Without The Energy Revolution, Job Growth Would Drag

BY STEPHEN MOORE AND KATHLEEN HARTNETT WHITE

Job growth is finally picking up, as we all know from bullish employment reports in January and February. But part of the jobs story isn’t told: How much of the faster pace of hiring is a result of low energy prices in America relative to our international competitors.

The shale oil and gas revolution is behind the fall in gasoline and electricity prices, which in turn is unleashing a comeback in many industries. Consider the U.S. manufacturing boom, which can be seen in the revival of factories selling everything from plastics, cars and chemicals to potato and micro chips.

The turnaround has little to do with government programs or subsidies. A major springboard is the lowest-in-the-world energy prices found here in America. As the nearby table shows, the U.S. now has the lowest electricity prices of any of our major industrial competitors, with the exception of South Korea.

The differential is gigantic compared to Europe, with our power costs for industry anywhere from one-half to one-fifth those of producers in Euroland.

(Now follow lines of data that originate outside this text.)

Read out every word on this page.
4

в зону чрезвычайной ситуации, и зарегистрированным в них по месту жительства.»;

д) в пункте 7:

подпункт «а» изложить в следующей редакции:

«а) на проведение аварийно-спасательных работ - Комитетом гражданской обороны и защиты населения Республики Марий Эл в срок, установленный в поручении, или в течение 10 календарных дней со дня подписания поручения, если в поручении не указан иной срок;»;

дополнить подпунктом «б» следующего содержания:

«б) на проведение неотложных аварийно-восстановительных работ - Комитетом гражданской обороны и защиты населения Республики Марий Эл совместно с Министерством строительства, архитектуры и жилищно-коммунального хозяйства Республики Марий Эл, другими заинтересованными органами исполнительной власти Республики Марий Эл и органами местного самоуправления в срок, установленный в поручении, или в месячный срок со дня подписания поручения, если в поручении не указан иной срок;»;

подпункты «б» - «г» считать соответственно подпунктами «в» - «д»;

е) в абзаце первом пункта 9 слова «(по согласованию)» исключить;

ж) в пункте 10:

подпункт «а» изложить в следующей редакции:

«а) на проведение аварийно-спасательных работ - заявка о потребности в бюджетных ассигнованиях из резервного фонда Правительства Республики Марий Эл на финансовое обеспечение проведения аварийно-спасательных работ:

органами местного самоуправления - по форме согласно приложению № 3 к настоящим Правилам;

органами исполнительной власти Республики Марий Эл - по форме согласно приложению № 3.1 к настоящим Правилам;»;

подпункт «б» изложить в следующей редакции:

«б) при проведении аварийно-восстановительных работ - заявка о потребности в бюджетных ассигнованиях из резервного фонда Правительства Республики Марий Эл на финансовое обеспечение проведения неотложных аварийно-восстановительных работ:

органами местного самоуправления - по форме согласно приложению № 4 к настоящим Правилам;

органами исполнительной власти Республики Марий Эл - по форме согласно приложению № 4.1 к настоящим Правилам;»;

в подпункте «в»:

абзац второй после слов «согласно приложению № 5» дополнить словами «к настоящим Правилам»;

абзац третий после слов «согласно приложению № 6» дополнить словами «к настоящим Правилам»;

Shale gas drilling technologies have lowered the cost of natural gas from more than $12 per thousand cubic feet in 2008 to around $4.50 now. Natural gas at these low prices is gradually replacing the use of coal as the No. 1 source of electricity production in America — though coal remains a cheap and major source of electricity production as well.

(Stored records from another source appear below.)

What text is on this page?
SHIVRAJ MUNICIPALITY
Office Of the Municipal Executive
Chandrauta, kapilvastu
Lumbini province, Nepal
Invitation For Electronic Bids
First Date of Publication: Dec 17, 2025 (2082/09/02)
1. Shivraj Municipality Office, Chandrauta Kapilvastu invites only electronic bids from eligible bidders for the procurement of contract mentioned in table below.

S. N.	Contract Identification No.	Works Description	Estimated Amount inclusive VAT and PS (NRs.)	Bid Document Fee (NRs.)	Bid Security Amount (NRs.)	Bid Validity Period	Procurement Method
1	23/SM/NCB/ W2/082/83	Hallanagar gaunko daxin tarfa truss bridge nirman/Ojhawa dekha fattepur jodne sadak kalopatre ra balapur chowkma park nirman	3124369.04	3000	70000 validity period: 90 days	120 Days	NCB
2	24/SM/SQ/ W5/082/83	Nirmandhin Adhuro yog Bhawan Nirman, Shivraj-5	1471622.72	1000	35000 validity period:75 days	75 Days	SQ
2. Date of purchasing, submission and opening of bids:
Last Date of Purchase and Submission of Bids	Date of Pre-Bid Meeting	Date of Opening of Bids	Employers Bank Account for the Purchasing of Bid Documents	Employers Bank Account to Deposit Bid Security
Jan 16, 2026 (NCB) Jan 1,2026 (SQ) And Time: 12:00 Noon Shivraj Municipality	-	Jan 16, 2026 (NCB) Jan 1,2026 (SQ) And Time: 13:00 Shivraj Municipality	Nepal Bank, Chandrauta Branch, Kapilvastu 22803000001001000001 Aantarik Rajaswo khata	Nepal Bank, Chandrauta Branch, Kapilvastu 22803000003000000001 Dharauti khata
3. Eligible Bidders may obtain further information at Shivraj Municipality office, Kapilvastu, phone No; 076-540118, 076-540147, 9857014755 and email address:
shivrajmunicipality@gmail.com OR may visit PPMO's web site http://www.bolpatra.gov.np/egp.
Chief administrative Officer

This also explains how the U.S. has reduced its carbon emissions more than any other nation over the eight-year period ending in 2013.

Now for the flip side of the story — one of energy-policy dimwittedness. Take a look at how much of Europe has lost competitiveness as its nations have bought into the green energy fad over the last decade. “Go green” in practice means go expensive. The green blunder has sent electric power costs soaring relative to the U.S.

Nowhere is the damage more visible than in Germany. In 2005, the Germans passed the most aggressive renewable energy law of any country. The short-term goal is 30% to 50% reliance on renewables with an eventual goal of 80% over the next several decades.

The process of force-feeding industry and households green energy has increased utility costs and in some cases crippled manufacturing production. In 2013, the headline of Deutsche Wells, a top media outlet in Berlin, was: “High Energy Costs Drive German Firms to U.S.